In film come Johnny Stecchino, L’ottavo giorno, o lo spagnolo Yo tambien, diventerebbe sicuramente, alla fine, un barman di successo, ma la realtà è meno edulcorata del cinema e ci sono piccole vittorie quotidiane che contano quasi di più: «Uno dei suoi giorni più felici è stato quando ha imparato a nuotare — ricorda suo padre —. Un po’ più tardi degli altri, magari, però ciò che apprende non lo scorda più. Va e torna da scuola da solo, cambiando linea metropolitana. E se qualcosa lo interessa, come trovare una canzone in Internet, diventa geniale come Houdini».

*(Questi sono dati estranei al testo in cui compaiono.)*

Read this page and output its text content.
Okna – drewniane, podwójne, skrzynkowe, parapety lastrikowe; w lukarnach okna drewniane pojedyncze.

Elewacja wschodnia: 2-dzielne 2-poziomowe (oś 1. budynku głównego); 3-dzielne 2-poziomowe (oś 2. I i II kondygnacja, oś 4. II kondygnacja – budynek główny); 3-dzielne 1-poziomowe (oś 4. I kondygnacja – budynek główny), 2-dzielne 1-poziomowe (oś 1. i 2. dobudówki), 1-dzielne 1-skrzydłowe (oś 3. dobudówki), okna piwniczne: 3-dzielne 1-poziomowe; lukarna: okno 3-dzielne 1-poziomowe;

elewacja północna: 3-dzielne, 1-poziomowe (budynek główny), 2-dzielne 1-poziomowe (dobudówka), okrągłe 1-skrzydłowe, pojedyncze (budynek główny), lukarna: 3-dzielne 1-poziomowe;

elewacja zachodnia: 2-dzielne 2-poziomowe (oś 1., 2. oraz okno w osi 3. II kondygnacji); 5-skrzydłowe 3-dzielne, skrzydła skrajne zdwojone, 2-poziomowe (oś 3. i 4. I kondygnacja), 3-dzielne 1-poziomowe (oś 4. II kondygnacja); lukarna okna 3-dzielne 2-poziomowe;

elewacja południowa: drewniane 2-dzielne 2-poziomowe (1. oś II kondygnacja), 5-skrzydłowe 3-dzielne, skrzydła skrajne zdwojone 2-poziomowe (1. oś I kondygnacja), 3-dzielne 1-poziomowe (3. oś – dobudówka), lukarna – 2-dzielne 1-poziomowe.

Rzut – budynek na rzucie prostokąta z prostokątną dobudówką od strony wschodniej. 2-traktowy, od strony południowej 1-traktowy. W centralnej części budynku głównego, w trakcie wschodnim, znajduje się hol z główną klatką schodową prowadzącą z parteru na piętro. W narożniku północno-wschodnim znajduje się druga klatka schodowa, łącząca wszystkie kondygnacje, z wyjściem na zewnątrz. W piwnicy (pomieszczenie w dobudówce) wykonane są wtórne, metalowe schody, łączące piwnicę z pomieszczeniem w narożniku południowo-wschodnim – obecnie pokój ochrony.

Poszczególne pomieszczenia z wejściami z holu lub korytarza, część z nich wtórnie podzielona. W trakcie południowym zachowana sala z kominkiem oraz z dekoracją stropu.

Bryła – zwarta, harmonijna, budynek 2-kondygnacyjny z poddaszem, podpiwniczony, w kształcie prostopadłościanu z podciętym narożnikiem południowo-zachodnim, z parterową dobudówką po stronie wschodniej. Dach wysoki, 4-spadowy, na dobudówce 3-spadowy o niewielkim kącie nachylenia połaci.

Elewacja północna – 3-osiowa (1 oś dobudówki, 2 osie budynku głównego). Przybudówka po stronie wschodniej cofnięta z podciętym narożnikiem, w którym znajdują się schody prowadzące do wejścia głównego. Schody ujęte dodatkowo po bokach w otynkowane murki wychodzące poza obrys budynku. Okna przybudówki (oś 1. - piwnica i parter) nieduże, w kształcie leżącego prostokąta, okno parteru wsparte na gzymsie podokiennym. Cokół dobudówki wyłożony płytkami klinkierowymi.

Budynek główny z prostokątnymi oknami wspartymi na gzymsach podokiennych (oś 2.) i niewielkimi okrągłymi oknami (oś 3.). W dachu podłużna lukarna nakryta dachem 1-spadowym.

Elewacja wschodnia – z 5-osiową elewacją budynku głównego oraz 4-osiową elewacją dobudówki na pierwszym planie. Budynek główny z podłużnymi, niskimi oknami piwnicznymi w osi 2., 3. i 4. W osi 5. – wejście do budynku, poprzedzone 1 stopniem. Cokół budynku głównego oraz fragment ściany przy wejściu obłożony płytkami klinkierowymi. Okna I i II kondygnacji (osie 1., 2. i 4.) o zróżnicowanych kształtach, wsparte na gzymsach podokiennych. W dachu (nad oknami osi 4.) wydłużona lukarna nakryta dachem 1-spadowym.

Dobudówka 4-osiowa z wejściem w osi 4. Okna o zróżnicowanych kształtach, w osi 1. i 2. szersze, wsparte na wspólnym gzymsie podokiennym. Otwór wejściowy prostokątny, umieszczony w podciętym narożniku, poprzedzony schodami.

Vero, i suoi coetanei hanno gli amici del cuore, si telefonano in continuazione ed escono, però raramente sono entusiasti della vita come Andrea: «Si sveglia prestissimo, al primo barlume di luce, con la felicità di iniziare una nuova giornata. Bambini come Andrea tengono unita la famiglia. Il suo sogno è di vivere tutti insieme in una specie di kibbutz. Quando è nato, i medici italiani ci dicevano come dovevamo curarlo, senza nemmeno averlo visitato. Andrea non è malato e non va trattato come tale. Ai genitori dei bimbi Down basta insegnare come amarli».